Question

The Haber Process involves nitrogen gas combining with hydrogen gas to produce ammonia.

N2 + 3H2 → 2NH3

10.0 grams of nitrogen gas is reacted with 10.0 grams of hydrogen gas.

Find the following: the molar mass of reactants and products, the limiting reactant, the excess reactant, the amount of ammonia produced.

Answer 1

N2 = 10g
H2 = 10g

To find the limiting and excess reactants, convert the mass to moles and divide by the coefficient of the reactant, if there is one

moles (n) = mass (m) / molar mass (M)

n(N2) = 10/(2x14) = 0.357 mol
n(H2) = 10/(2x1) = 5 mol = 5/3 = 1.667 mol

Nitrogen gas is the limiting reactant while hydrogen gas is the excess reactant.

You can do the rest following similar steps :)

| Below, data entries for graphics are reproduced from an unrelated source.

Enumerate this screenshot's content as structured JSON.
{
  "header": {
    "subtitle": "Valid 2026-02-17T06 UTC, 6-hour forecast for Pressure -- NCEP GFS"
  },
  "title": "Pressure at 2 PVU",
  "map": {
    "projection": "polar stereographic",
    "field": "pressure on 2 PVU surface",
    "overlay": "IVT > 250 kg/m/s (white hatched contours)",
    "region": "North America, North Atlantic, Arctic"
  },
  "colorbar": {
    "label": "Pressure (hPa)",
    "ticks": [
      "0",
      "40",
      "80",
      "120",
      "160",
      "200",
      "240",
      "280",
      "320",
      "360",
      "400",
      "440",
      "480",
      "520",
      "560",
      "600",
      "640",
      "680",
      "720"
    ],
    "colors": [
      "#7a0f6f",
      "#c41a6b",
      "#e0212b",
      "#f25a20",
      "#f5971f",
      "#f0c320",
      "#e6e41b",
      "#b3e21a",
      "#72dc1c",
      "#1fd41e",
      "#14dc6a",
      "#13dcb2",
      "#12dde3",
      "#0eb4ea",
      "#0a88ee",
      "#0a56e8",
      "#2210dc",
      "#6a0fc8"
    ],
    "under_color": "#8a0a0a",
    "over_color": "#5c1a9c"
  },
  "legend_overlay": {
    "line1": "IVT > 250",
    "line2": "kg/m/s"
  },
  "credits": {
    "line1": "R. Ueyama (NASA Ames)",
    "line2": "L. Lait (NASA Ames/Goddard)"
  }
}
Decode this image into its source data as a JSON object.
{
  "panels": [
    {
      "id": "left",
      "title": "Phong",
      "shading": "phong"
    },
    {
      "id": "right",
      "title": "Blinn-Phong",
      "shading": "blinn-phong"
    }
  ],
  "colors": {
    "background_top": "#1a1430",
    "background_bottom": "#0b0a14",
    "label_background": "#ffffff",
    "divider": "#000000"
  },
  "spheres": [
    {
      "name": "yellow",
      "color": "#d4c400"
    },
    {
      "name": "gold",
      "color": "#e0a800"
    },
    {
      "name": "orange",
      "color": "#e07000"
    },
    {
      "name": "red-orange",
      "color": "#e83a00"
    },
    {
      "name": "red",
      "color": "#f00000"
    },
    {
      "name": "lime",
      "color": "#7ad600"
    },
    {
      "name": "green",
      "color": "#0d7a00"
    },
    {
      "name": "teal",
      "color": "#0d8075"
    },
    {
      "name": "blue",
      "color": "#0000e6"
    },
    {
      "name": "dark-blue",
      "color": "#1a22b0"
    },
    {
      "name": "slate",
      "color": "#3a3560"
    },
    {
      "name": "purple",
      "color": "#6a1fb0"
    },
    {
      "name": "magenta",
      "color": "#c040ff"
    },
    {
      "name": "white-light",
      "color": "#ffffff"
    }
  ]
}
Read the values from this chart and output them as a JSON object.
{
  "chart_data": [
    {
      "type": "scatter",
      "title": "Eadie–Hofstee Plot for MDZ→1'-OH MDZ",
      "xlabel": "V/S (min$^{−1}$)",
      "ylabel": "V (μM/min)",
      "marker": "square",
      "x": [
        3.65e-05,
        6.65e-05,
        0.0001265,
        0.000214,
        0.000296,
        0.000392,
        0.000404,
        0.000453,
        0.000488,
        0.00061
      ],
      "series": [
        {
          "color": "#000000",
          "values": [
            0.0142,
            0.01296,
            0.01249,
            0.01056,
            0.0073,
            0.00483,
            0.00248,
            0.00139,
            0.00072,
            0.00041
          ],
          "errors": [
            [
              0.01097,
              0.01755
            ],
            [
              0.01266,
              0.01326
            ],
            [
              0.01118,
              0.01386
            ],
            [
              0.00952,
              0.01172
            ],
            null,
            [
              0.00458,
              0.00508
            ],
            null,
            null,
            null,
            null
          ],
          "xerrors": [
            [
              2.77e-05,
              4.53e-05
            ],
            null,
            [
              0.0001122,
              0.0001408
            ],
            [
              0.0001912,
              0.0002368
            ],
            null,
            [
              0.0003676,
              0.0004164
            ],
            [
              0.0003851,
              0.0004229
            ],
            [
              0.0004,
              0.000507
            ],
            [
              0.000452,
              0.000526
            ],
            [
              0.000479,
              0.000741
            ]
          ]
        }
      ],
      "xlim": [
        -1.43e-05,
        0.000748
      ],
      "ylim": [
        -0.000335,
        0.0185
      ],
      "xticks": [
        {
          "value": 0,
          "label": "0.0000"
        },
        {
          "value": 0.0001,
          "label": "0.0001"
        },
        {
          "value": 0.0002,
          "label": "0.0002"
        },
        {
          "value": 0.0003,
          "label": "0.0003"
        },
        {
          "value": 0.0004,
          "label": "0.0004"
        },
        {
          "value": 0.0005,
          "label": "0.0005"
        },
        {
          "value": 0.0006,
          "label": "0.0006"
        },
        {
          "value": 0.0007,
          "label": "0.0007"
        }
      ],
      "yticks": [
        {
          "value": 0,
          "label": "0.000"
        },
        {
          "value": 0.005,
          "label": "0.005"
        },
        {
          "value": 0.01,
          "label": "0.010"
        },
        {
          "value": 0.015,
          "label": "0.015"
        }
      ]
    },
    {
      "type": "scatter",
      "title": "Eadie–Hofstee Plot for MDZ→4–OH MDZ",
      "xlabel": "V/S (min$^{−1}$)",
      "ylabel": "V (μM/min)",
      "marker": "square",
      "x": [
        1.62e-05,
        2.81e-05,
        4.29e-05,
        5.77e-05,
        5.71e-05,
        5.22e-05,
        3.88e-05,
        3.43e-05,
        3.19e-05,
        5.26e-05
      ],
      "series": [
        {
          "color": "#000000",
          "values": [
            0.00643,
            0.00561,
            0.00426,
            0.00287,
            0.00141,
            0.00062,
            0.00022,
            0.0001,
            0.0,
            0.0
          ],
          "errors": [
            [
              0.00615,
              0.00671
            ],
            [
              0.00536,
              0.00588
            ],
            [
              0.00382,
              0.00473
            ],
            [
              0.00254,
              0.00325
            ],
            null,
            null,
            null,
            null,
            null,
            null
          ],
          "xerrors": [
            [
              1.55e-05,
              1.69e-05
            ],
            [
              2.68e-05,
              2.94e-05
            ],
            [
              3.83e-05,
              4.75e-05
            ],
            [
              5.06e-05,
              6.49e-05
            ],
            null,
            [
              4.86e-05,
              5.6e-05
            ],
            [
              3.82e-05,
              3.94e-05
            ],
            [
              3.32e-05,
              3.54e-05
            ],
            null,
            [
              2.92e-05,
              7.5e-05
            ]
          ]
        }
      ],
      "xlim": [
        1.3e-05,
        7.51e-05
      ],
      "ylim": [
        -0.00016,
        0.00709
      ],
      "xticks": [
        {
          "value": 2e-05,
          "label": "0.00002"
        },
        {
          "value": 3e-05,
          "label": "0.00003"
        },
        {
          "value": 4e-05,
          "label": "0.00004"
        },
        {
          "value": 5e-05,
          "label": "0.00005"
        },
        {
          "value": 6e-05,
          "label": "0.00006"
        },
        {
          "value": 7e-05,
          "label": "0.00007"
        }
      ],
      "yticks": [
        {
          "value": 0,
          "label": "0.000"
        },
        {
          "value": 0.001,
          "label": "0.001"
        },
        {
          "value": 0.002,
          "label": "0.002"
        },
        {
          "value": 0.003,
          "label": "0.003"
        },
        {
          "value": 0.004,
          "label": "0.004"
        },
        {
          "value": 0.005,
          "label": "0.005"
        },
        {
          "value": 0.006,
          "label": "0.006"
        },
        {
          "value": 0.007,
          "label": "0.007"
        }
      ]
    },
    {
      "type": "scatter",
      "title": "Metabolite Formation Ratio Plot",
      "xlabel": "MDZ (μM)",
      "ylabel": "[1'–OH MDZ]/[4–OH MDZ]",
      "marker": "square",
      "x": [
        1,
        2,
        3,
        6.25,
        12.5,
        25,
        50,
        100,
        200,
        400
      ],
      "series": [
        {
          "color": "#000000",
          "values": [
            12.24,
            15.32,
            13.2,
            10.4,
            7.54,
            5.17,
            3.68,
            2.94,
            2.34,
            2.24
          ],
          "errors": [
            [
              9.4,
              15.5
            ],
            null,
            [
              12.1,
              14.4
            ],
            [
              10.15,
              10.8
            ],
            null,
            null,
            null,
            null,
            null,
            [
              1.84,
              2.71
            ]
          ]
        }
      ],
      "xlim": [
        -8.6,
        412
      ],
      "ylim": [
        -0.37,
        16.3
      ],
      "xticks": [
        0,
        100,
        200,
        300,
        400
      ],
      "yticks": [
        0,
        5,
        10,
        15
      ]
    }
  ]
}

For the amount of ammonia produced, just do a ratio using the limiting reactant.

Answer 2

Molar masses:

Nitrogen gas (N2): 28.02 g/mol

Hydrogen gas (H2): 2.02 g/mol

Ammonia (NH3): 17.03 g/mol

The number of moles of N2 and H2 are:

N2: 10.0 g / 28.02 g/mol = 0.357 moles

H2: 10.0 g / 2.02 g/mol = 4.95 moles

Since 3 moles of H2 are required for every mole of N2, H2 is the limiting reactant and N2 is the excess reactant.

The amount of ammonia produced can be calculated using the limiting reactant:

0.357 moles N2 * 2 moles NH3/1 mole N2 = 0.714 moles NH3

0.714 moles NH3 * 17.03 g/mol = 12.28 g NH3.

Therefore, 10.0 grams of nitrogen gas reacts with 10.0 grams of hydrogen gas to produce 12.28 grams of ammonia.